University 101: From art to zoology: A guide to the U of A Museums

The University of Alberta can be a complicated entity with many moving parts. University 101 exists to assist the campus community to better understand who does what and how things get done at the U of A.

For 99 years, the University of Alberta has been building one of Canada’s largest museum holdings, with 28 collections in 11 departments dispersed in 120 locations across the north and south campuses, which collectively house 17 million objects. Covering numerous disciplines in human and natural science, this distributed museum model is supported by a central team of museum experts with each museum collection.

While many collections are accessed regularly by researchers, students and the community, the U of A Museums are working towards a centralized curatorial research facility to enhance collaboration, facilitate improved access, encourage further interdisciplinary studies and exhibit collections-based research.

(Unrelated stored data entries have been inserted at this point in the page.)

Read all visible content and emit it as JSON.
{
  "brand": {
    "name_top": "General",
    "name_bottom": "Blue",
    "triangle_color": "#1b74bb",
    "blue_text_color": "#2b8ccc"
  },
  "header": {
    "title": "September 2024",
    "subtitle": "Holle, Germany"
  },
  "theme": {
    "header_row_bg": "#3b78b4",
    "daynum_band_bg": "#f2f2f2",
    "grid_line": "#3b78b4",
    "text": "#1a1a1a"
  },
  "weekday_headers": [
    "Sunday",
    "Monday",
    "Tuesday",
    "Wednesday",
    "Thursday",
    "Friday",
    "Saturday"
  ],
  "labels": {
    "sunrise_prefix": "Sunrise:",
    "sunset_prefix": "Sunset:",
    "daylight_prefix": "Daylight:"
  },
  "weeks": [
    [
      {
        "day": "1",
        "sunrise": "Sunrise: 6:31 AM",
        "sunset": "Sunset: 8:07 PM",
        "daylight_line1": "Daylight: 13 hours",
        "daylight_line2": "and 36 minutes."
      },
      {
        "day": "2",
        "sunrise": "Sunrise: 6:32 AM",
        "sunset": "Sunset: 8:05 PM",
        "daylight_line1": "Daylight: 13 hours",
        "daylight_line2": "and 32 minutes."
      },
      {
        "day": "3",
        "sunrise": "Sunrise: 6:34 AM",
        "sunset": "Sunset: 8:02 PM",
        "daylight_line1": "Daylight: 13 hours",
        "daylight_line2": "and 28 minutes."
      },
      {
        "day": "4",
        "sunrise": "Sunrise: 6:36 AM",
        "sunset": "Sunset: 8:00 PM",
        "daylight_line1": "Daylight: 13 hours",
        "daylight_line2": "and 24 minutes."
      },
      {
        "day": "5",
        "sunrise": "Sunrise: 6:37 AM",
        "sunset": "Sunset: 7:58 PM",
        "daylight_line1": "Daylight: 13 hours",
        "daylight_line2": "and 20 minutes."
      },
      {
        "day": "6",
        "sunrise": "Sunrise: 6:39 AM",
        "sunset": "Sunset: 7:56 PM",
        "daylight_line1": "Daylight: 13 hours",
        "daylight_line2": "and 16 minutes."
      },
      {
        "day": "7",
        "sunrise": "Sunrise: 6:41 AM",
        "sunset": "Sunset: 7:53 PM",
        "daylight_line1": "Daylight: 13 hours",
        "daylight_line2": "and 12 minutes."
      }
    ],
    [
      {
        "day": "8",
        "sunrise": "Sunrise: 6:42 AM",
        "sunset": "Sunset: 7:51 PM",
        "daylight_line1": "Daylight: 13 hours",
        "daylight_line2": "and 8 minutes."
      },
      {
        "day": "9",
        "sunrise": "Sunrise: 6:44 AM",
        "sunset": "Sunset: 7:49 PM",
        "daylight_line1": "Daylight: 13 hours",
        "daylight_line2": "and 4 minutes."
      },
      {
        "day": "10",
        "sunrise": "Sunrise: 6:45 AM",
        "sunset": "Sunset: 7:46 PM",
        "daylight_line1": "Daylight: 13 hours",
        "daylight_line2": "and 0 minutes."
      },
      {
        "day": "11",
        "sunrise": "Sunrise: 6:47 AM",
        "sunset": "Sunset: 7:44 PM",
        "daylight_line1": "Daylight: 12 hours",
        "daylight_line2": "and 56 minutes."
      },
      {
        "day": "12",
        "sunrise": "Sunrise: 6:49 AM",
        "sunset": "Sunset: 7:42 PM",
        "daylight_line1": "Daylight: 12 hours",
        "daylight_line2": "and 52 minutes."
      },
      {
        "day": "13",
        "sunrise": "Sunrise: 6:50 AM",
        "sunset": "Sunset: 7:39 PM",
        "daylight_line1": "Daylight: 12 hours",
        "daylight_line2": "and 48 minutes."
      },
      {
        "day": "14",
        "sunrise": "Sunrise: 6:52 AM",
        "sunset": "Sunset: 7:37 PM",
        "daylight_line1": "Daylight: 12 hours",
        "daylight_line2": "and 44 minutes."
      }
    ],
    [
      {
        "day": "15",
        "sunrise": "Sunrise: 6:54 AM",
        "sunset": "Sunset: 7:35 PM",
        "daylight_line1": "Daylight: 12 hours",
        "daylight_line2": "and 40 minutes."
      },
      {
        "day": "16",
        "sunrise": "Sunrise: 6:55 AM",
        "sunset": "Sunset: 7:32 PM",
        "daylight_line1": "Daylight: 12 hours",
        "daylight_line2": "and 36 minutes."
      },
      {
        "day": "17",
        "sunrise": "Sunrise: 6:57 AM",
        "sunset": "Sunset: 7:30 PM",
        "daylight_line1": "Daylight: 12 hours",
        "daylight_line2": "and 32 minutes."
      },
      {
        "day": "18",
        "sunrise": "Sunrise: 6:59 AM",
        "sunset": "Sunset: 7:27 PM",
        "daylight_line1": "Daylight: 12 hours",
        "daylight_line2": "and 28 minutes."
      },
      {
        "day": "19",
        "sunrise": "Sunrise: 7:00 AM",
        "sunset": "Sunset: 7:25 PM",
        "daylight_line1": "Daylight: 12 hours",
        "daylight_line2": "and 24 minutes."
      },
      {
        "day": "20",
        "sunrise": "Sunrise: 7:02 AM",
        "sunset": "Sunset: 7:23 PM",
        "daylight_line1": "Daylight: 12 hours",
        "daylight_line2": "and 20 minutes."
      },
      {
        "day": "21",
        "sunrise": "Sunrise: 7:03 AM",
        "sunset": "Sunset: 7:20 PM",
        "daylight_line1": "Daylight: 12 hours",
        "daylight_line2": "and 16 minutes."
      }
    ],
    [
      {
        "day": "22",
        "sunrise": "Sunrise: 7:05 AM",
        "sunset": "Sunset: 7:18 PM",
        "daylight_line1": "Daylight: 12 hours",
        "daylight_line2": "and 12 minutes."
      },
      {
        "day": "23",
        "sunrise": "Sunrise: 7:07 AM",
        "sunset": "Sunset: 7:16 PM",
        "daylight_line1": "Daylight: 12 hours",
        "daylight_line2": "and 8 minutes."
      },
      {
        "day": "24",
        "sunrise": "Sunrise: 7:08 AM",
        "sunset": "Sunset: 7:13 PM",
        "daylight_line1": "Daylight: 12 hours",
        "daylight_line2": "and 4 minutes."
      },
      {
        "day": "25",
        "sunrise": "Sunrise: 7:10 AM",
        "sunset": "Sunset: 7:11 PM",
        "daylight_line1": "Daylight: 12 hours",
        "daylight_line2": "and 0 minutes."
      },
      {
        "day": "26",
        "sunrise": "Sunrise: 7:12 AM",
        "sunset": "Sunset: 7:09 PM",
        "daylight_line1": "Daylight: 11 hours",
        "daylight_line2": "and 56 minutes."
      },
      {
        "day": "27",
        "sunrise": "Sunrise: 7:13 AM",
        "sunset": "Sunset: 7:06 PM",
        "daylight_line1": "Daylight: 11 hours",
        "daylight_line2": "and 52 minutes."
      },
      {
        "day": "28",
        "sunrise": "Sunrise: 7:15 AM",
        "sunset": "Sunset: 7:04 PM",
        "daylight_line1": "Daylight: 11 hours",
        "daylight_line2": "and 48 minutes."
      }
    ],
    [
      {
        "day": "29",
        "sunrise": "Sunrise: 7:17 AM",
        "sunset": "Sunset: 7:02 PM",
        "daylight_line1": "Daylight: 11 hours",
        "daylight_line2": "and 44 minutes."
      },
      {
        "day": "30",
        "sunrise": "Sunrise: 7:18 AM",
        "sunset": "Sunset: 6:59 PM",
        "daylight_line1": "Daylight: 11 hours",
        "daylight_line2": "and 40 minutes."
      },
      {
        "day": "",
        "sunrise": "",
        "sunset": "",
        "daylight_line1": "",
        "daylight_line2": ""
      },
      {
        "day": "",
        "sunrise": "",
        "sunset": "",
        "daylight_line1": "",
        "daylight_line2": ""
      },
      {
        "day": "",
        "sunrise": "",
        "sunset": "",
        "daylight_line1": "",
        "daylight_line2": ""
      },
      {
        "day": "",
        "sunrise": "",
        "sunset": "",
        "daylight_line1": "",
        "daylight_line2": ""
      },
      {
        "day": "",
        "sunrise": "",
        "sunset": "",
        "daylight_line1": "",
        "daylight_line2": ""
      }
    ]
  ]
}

The earliest collecting on campus began in the geology department shortly after the university was founded in 1908. Non-geological specimens and artifacts were subsequently transferred to the appropriate departments. For more information, go to

Fast facts about U of A Museums

  • The University of Alberta Museums are a designated Category A institution, able to acquire cultural property as certified by the Canadian Cultural Property and Export Review Board. Some of the cultural property acquired by the U of A Museums includes the Mactaggart Art Collection, the Tagish Lake meteorite, the Rosenberg Quilt Collection and a narwhal tusk.
  • The Friends of the University of Alberta Museums is a non-profit society, founded in 1984 to support museum activities on campus. Membership is open to all students, staff and community members.
  • The Muse Project is a curriculum-linked initiative for kindergarten to Grade 12, developed to provide primary-source object-based learning activities for school-aged children. This is one of many outreach activities using museum collections.
  • Science Sunday for Kids is one of the most popular public programs offered by the U of A Museums, which runs the first Sunday of March.
  • Thanks to an extensive digitization project, many of the records of U of A museum collections are web-accessible to researchers, students and the public anywhere in the world.